Former South African President Jacob Zuma lashed out at judges who this week sentenced him to 15 months in jail for fleeing a corruption investigation, comparing them to the white minority apartheid rulers he once fought with.
Zuma spoke at his home in Nklandla, in a rural area of Kwazulu Natal province, where hundreds of his supporters, some of them armed, gathered to avoid his arrest.
“The fact that I was attacked with a punitive jail sentence without trial should shock all who believe in freedom and the rule of law,” Zuma said.
“South Africa is almost reverting to the apartheid regime.”
The constitutional court convicted Zuma in contempt of court on Tuesday for failing to appear in February at an investigation hearing led by Supreme Court Vice President Raymond Zondo.
On Saturday he agreed to hear his challenge to the prison sentence, suspending it until after a hearing on July 12.
The sentence was seen as a sign of how far Zuma, once revered as a veteran of the fight against the white minority government, has fallen since he embarked on a presidency beset by multiple corruption and corruption scandals between 2009 and 2018. .
Earlier on Sunday, shots rang out across Nklandla, as some of his supporters fired their weapons into the air, while others danced with oxhide spears and shields, traditional weapons of the Zulu nation of Zuma.
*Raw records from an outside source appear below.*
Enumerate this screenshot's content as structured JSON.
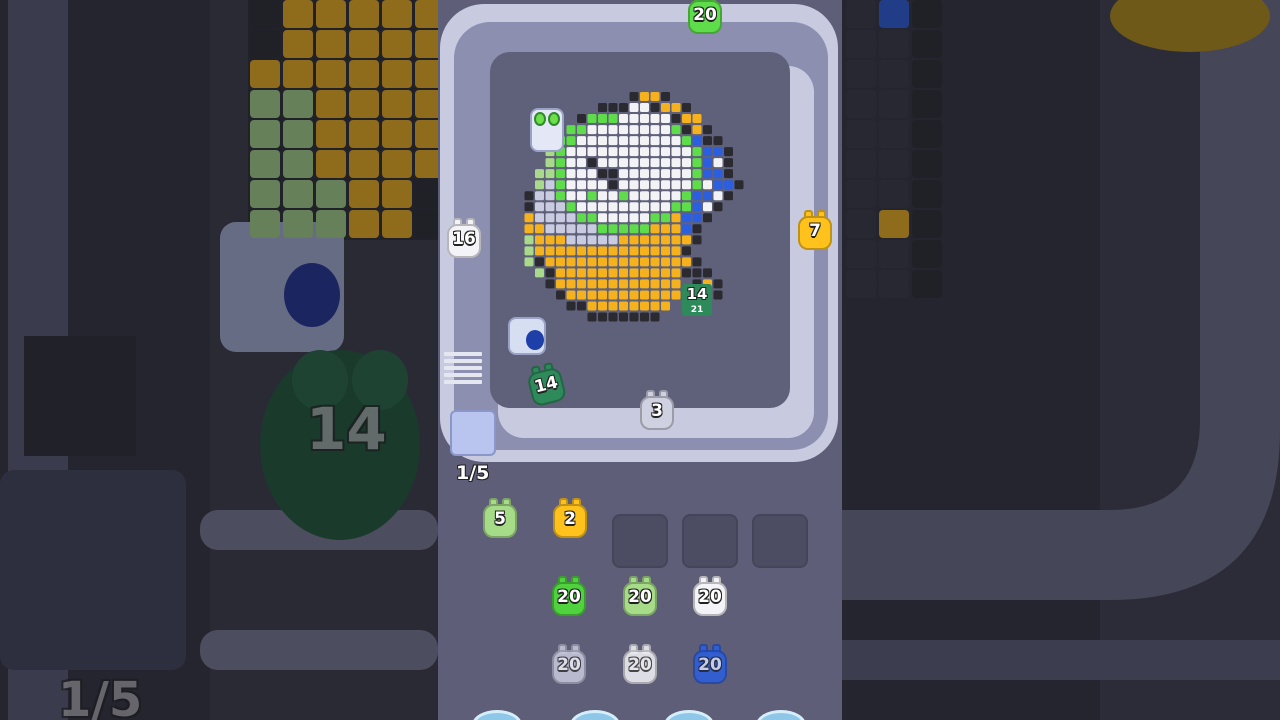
{
  "colors": {
    "track": "#c8cbe0",
    "lane": "#8d8fb0",
    "board": "#5f6079",
    "panel": "#5e5e78"
  },
  "progress": {
    "label": "1/5",
    "current": 1,
    "total": 5
  },
  "conveyor_pigs": [
    {
      "id": "top",
      "value": "20",
      "color": "#5fdc4a"
    },
    {
      "id": "left",
      "value": "16",
      "color": "#f4f4f8"
    },
    {
      "id": "right",
      "value": "7",
      "color": "#ffc21c"
    },
    {
      "id": "bottom-left",
      "value": "14",
      "color": "#2e8a5a"
    },
    {
      "id": "bottom",
      "value": "3",
      "color": "#cfd0e0"
    }
  ],
  "board_label": {
    "value": "14",
    "sub": "21"
  },
  "queue_slots": [
    {
      "value": "5",
      "color": "#a6dc87"
    },
    {
      "value": "2",
      "color": "#ffc21c"
    },
    {
      "value": "",
      "color": ""
    },
    {
      "value": "",
      "color": ""
    },
    {
      "value": "",
      "color": ""
    }
  ],
  "queue_columns": [
    [
      {
        "value": "20",
        "color": "#4fd23d"
      },
      {
        "value": "20",
        "color": "#c9cbe0",
        "faded": true
      }
    ],
    [
      {
        "value": "20",
        "color": "#a6dc87"
      },
      {
        "value": "20",
        "color": "#f4f4f8",
        "faded": true
      }
    ],
    [
      {
        "value": "20",
        "color": "#f4f4f8"
      },
      {
        "value": "20",
        "color": "#2c5fe0",
        "faded": true
      }
    ]
  ],
  "background": {
    "big_number": "14",
    "progress_label": "1/5"
  }
}
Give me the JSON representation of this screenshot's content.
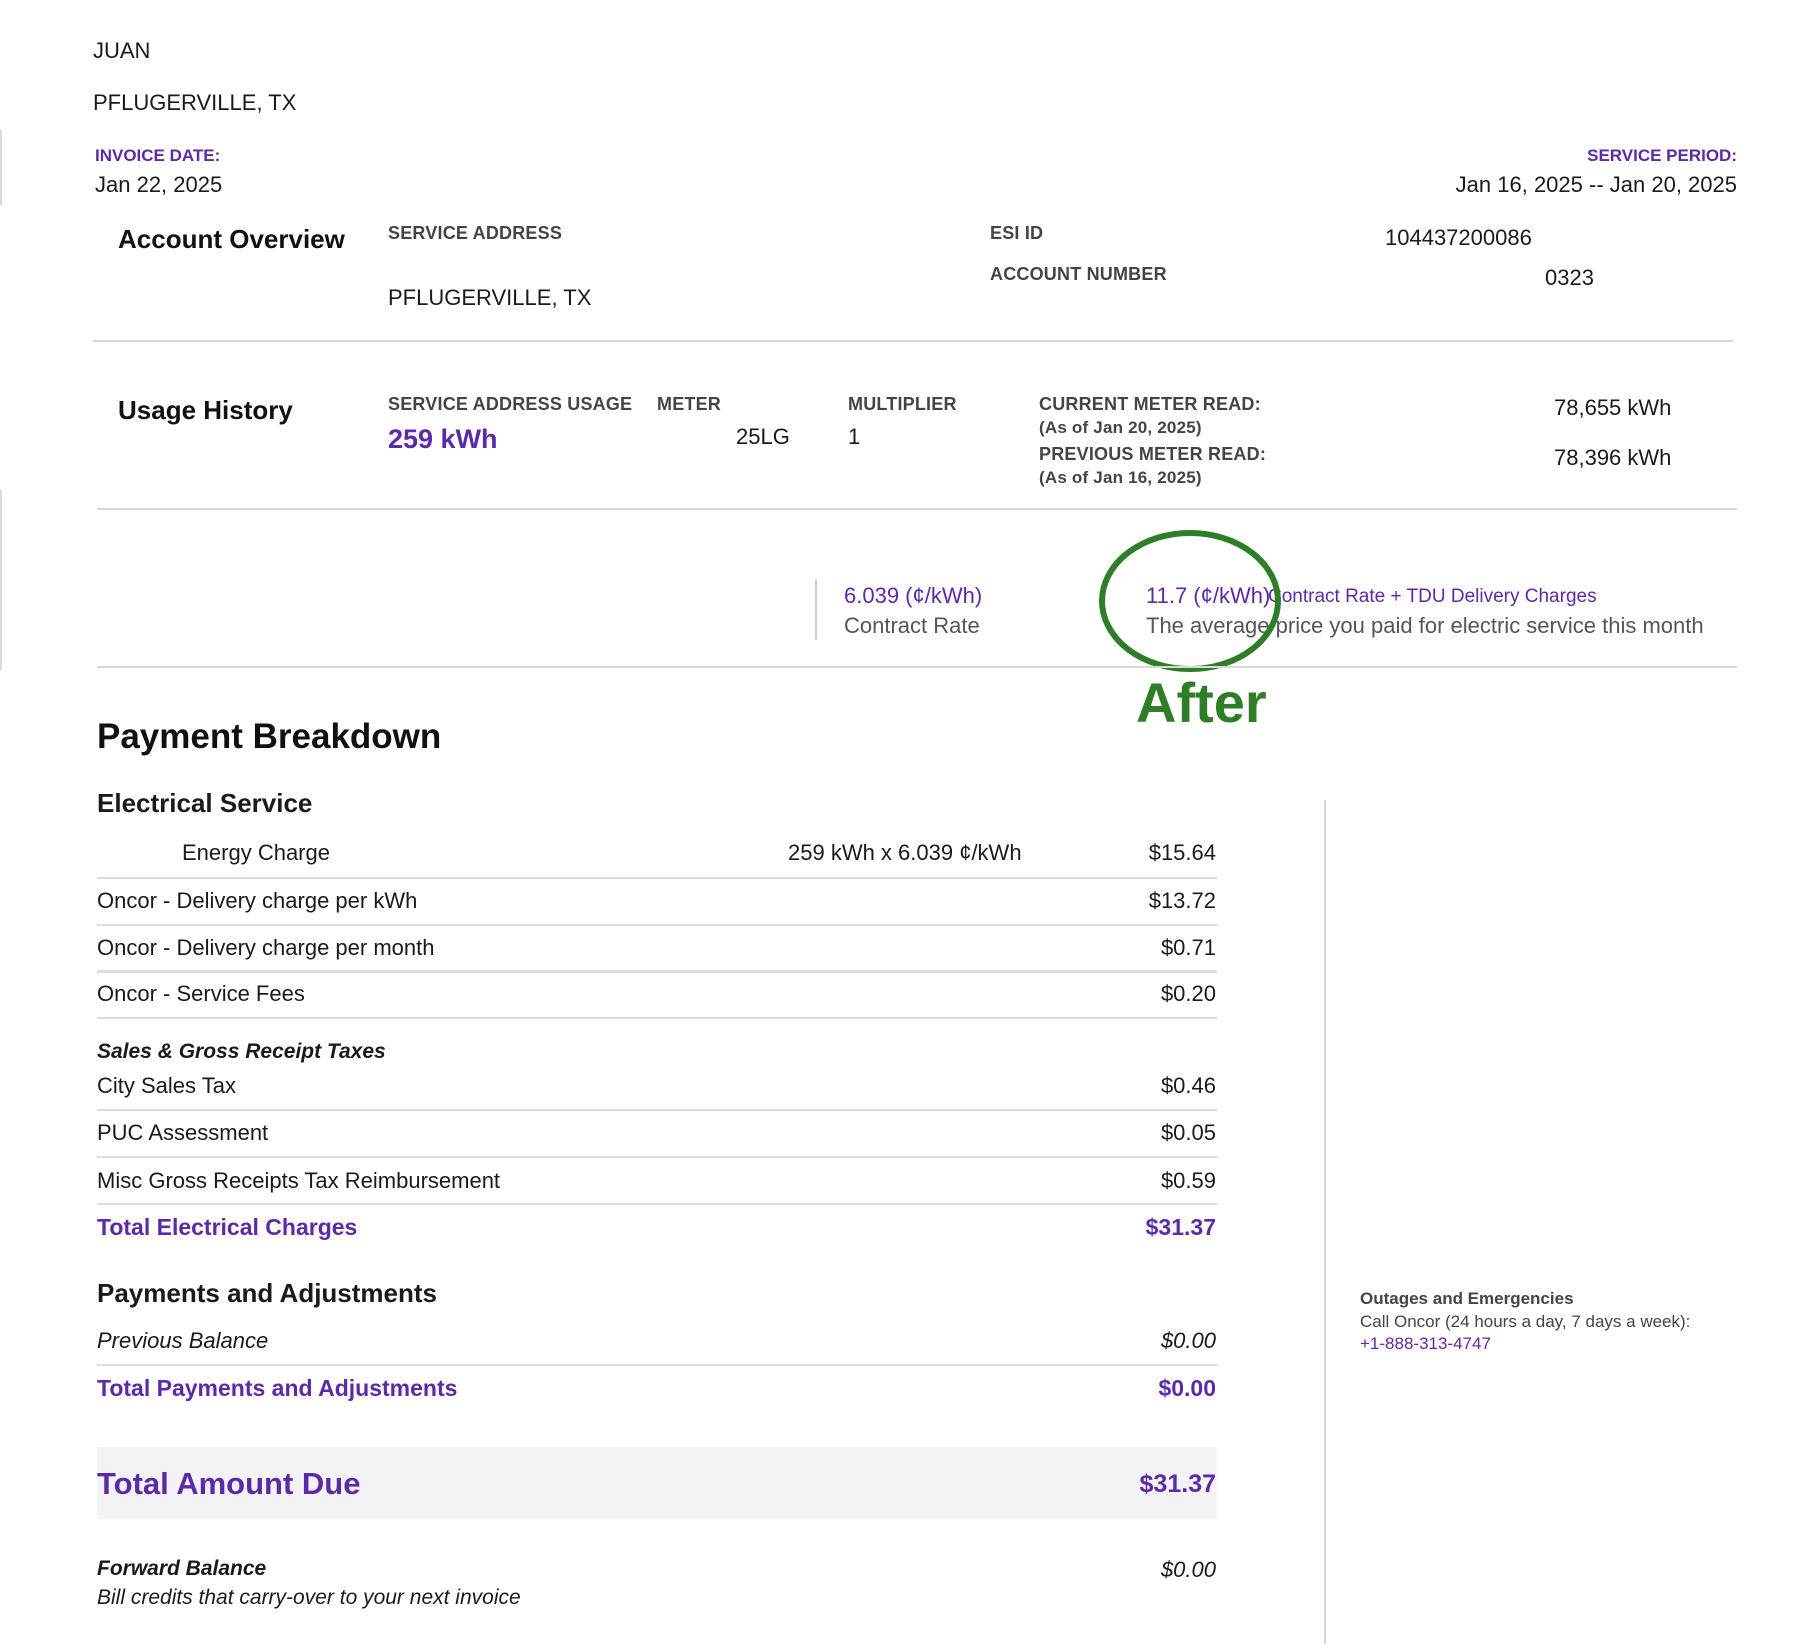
{
  "customer": {
    "name": "JUAN",
    "city": "PFLUGERVILLE, TX"
  },
  "invoice": {
    "date_label": "INVOICE DATE:",
    "date": "Jan 22, 2025"
  },
  "service_period": {
    "label": "SERVICE PERIOD:",
    "value": "Jan 16, 2025 -- Jan 20, 2025"
  },
  "account_overview": {
    "title": "Account Overview",
    "service_address_label": "SERVICE ADDRESS",
    "service_address": "PFLUGERVILLE, TX",
    "esi_label": "ESI ID",
    "esi_value": "104437200086",
    "account_label": "ACCOUNT NUMBER",
    "account_value": "0323"
  },
  "usage_history": {
    "title": "Usage History",
    "usage_label": "SERVICE ADDRESS USAGE",
    "usage_value": "259 kWh",
    "meter_label": "METER",
    "meter_value": "25LG",
    "multiplier_label": "MULTIPLIER",
    "multiplier_value": "1",
    "current_read_label": "CURRENT METER READ:",
    "current_read_date": "(As of Jan 20, 2025)",
    "current_read_value": "78,655 kWh",
    "previous_read_label": "PREVIOUS METER READ:",
    "previous_read_date": "(As of Jan 16, 2025)",
    "previous_read_value": "78,396 kWh"
  },
  "rates": {
    "contract_rate_value": "6.039 (¢/kWh)",
    "contract_rate_label": "Contract Rate",
    "avg_rate_value": "11.7 (¢/kWh)",
    "avg_rate_title": "Contract Rate + TDU Delivery Charges",
    "avg_rate_desc": "The average price you paid for electric service this month"
  },
  "annotation": {
    "text": "After",
    "color": "#2e7d27"
  },
  "payment_breakdown": {
    "title": "Payment Breakdown",
    "electrical_title": "Electrical Service",
    "energy": {
      "label": "Energy Charge",
      "calc": "259 kWh x 6.039 ¢/kWh",
      "amount": "$15.64"
    },
    "rows": [
      {
        "label": "Oncor - Delivery charge per kWh",
        "amount": "$13.72"
      },
      {
        "label": "Oncor - Delivery charge per month",
        "amount": "$0.71"
      },
      {
        "label": "Oncor - Service Fees",
        "amount": "$0.20"
      }
    ],
    "taxes_title": "Sales & Gross Receipt Taxes",
    "tax_rows": [
      {
        "label": "City Sales Tax",
        "amount": "$0.46"
      },
      {
        "label": "PUC Assessment",
        "amount": "$0.05"
      },
      {
        "label": "Misc Gross Receipts Tax Reimbursement",
        "amount": "$0.59"
      }
    ],
    "total_electrical_label": "Total Electrical Charges",
    "total_electrical_amount": "$31.37",
    "payments_title": "Payments and Adjustments",
    "previous_balance_label": "Previous Balance",
    "previous_balance_amount": "$0.00",
    "total_payments_label": "Total Payments and Adjustments",
    "total_payments_amount": "$0.00",
    "total_due_label": "Total Amount Due",
    "total_due_amount": "$31.37",
    "forward_balance_label": "Forward Balance",
    "forward_balance_desc": "Bill credits that carry-over to your next invoice",
    "forward_balance_amount": "$0.00"
  },
  "outages": {
    "title": "Outages and Emergencies",
    "desc": "Call Oncor (24 hours a day, 7 days a week):",
    "phone": "+1-888-313-4747"
  },
  "colors": {
    "accent": "#5b2aa8",
    "annotation": "#2e7d27"
  }
}
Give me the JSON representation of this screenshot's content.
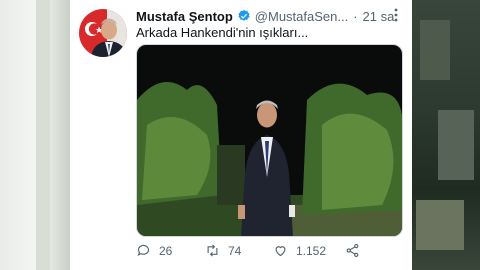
{
  "tweet": {
    "author_name": "Mustafa Şentop",
    "handle": "@MustafaSen...",
    "separator": "·",
    "time": "21 sa",
    "text": "Arkada Hankendi'nin ışıkları...",
    "replies": "26",
    "retweets": "74",
    "likes": "1.152"
  },
  "colors": {
    "accent": "#1d9bf0",
    "text": "#0f1419",
    "muted": "#536471"
  },
  "icons": [
    "verified-badge-icon",
    "more-icon",
    "reply-icon",
    "retweet-icon",
    "like-icon",
    "share-icon"
  ]
}
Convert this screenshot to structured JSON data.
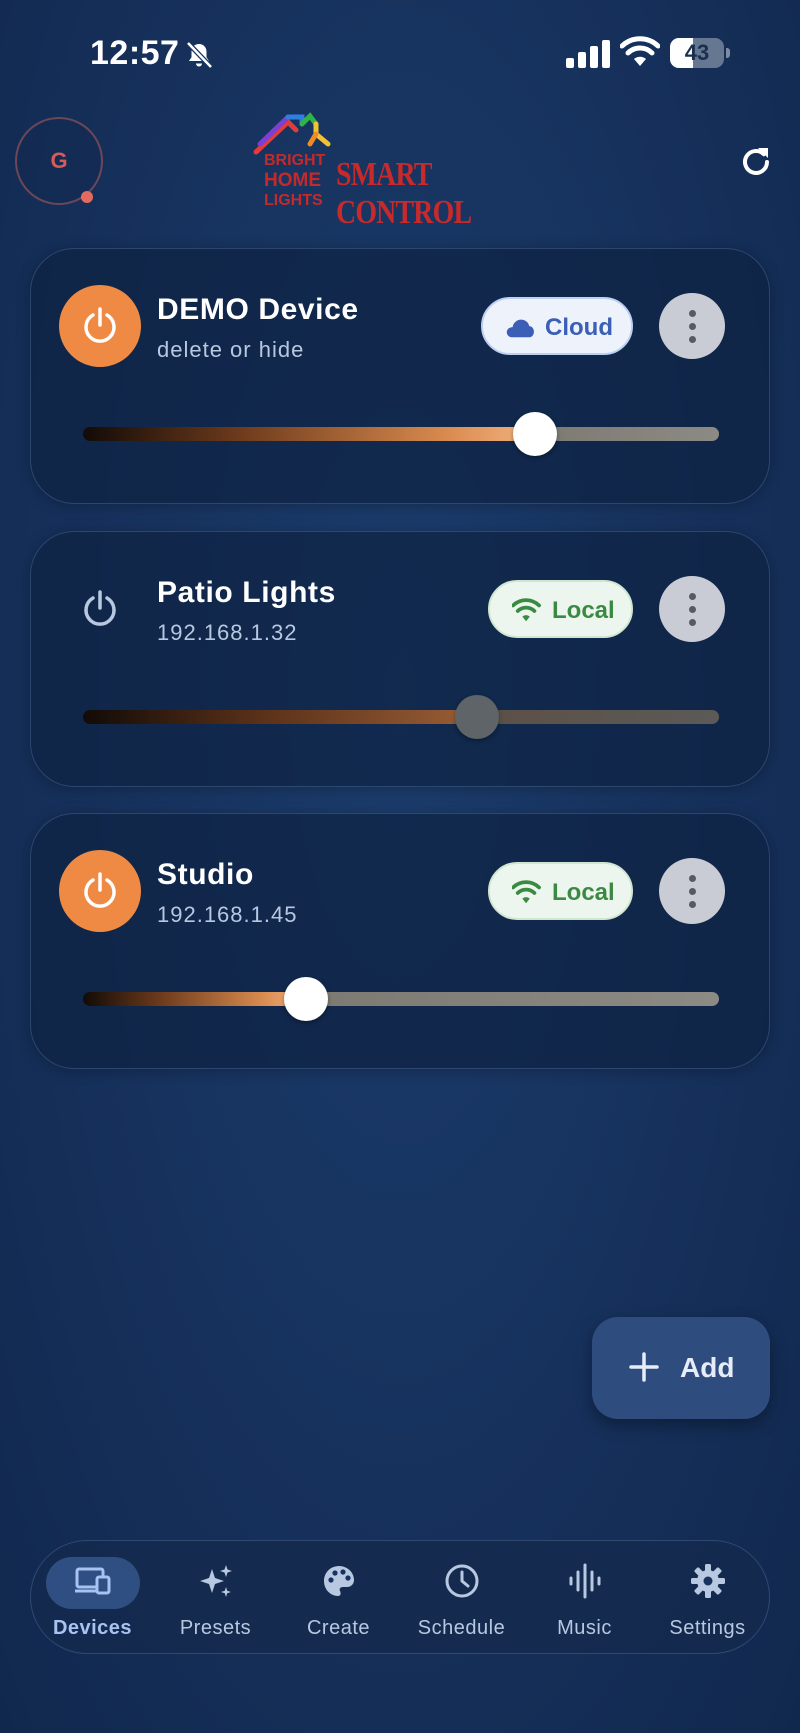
{
  "status_bar": {
    "time": "12:57",
    "battery_level": "43",
    "icons": [
      "bell-slash-icon",
      "cellular-signal-icon",
      "wifi-icon",
      "battery-icon"
    ]
  },
  "header": {
    "avatar_initial": "G",
    "logo": {
      "line1": "BRIGHT",
      "line2": "HOME",
      "line3": "LIGHTS",
      "title": "SMART CONTROL"
    },
    "refresh_icon": "refresh-icon"
  },
  "devices": [
    {
      "name": "DEMO Device",
      "subtitle": "delete or hide",
      "power": "on",
      "connection": "Cloud",
      "connection_icon": "cloud-icon",
      "brightness": 0.71,
      "thumb_color": "#ffffff"
    },
    {
      "name": "Patio Lights",
      "subtitle": "192.168.1.32",
      "power": "off",
      "connection": "Local",
      "connection_icon": "wifi-icon",
      "brightness": 0.62,
      "thumb_color": "#5f6469"
    },
    {
      "name": "Studio",
      "subtitle": "192.168.1.45",
      "power": "on",
      "connection": "Local",
      "connection_icon": "wifi-icon",
      "brightness": 0.35,
      "thumb_color": "#ffffff"
    }
  ],
  "fab": {
    "label": "Add",
    "icon": "plus-icon"
  },
  "nav": {
    "active": "Devices",
    "items": [
      {
        "label": "Devices",
        "icon": "devices-icon"
      },
      {
        "label": "Presets",
        "icon": "sparkles-icon"
      },
      {
        "label": "Create",
        "icon": "palette-icon"
      },
      {
        "label": "Schedule",
        "icon": "clock-icon"
      },
      {
        "label": "Music",
        "icon": "audio-wave-icon"
      },
      {
        "label": "Settings",
        "icon": "gear-icon"
      }
    ]
  },
  "colors": {
    "accent_orange": "#ef8a45",
    "cloud_blue": "#3b5fb6",
    "local_green": "#3b8a43",
    "background": "#17335f"
  }
}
“I fought and went to jail, so there must be justice and the rule of law. No honest person can accuse me of being against the rule of law, “Zuma said.
The former president’s legal troubles have divided the ruling African National Congress between his side and that of his successor, President Cyril Ramaphosa.
Zuma gave in to pressure to resign and yield to Ramaphosa in 2018. Since then, he has faced investigations into allegations of corruption dating back to his time as president and before.
The Zondo commission is examining allegations that he allowed three Indian-born businessmen, Atul, Ajay and Rajesh Gupta, to loot state resources and traffic in influence over government policy. He and the Gupta brothers, who fled to Dubai after Zuma was overthrown, deny any wrongdoing.
Zuma also faces a separate court case related to a $ 2 billion arms deal in 1999 when he was vice president. Denies the charges.
On Sunday, the former president reiterated his opinion that he is the victim of a political witch hunt and that Zondo is biased.
“Judge Zondo began to … treat me unfairly and with prejudice,” Zuma said.
The 79-year-old man has asked the court to annul the sentence claiming that it is excessive and could expose him to Covid-19, which “would put him at greater risk of death.”
He said at a press conference on Sunday that he had not been vaccinated against Covid-19.